The linear function passing through points (3,6) and (1,0) has a slope of 3 and a y-intercept of -3. The correct equation representing the line is \(y - 3 = 3(x - 2)\) (option d).
To find the equation of a linear function given two points (x₁, y₁) and (x₂, y₂), you can use the slope-intercept form: \(y = mx + b\), where \(m\) is the slope and \(b\) is the y-intercept.

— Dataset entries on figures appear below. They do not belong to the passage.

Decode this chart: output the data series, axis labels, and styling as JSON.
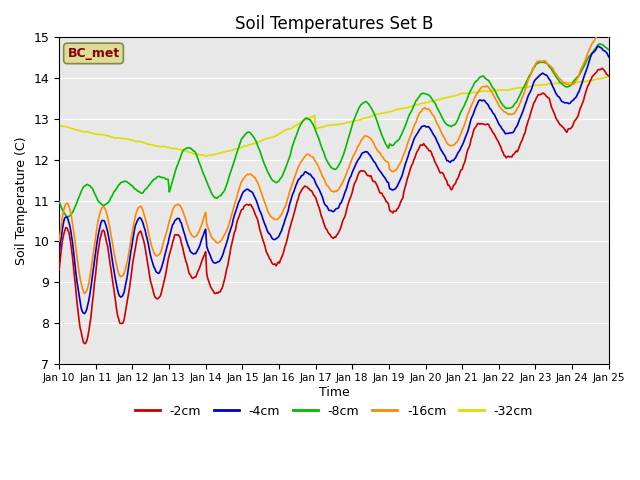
{
  "title": "Soil Temperatures Set B",
  "xlabel": "Time",
  "ylabel": "Soil Temperature (C)",
  "ylim": [
    7.0,
    15.0
  ],
  "yticks": [
    7.0,
    8.0,
    9.0,
    10.0,
    11.0,
    12.0,
    13.0,
    14.0,
    15.0
  ],
  "xtick_labels": [
    "Jan 10",
    "Jan 11",
    "Jan 12",
    "Jan 13",
    "Jan 14",
    "Jan 15",
    "Jan 16",
    "Jan 17",
    "Jan 18",
    "Jan 19",
    "Jan 20",
    "Jan 21",
    "Jan 22",
    "Jan 23",
    "Jan 24",
    "Jan 25"
  ],
  "legend_labels": [
    "-2cm",
    "-4cm",
    "-8cm",
    "-16cm",
    "-32cm"
  ],
  "legend_colors": [
    "#cc0000",
    "#0000cc",
    "#00bb00",
    "#ff8800",
    "#dddd00"
  ],
  "annotation_text": "BC_met",
  "annotation_color": "#880000",
  "annotation_bg": "#dddd99",
  "bg_color": "#e8e8e8",
  "line_width": 1.2
}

First, calculate the slope (\(m\)):
\[m = \frac{y₂ - y₁}{x₂ - x₁}\]
Let's use points (3,6) and (1,0):
\[m = \frac{0 - 6}{1 - 3} = \frac{-6}{-2} = 3\]
Now that we have the slope (\(m\)), we can use it with one of the points to find the y-intercept (\(b\)). Let's use (3,6):
\[6 = 3(3) + b \implies b = -3\]
The equation of the line is:
\[y = 3x - 3\]
Now, compare this with the given options:
a. \(y + 6 = -3(x + 1)\) - Not equivalent.
b. \(y - 6 = -3(x - 1)\) - Not equivalent.
c. \(y + 3 = 3(x + 2)\) - Not equivalent.
d. \(y - 3 = 3(x - 2)\) - This matches the derived equation.
Therefore, the correct answer is d. \(y - 3 = 3(x - 2)\).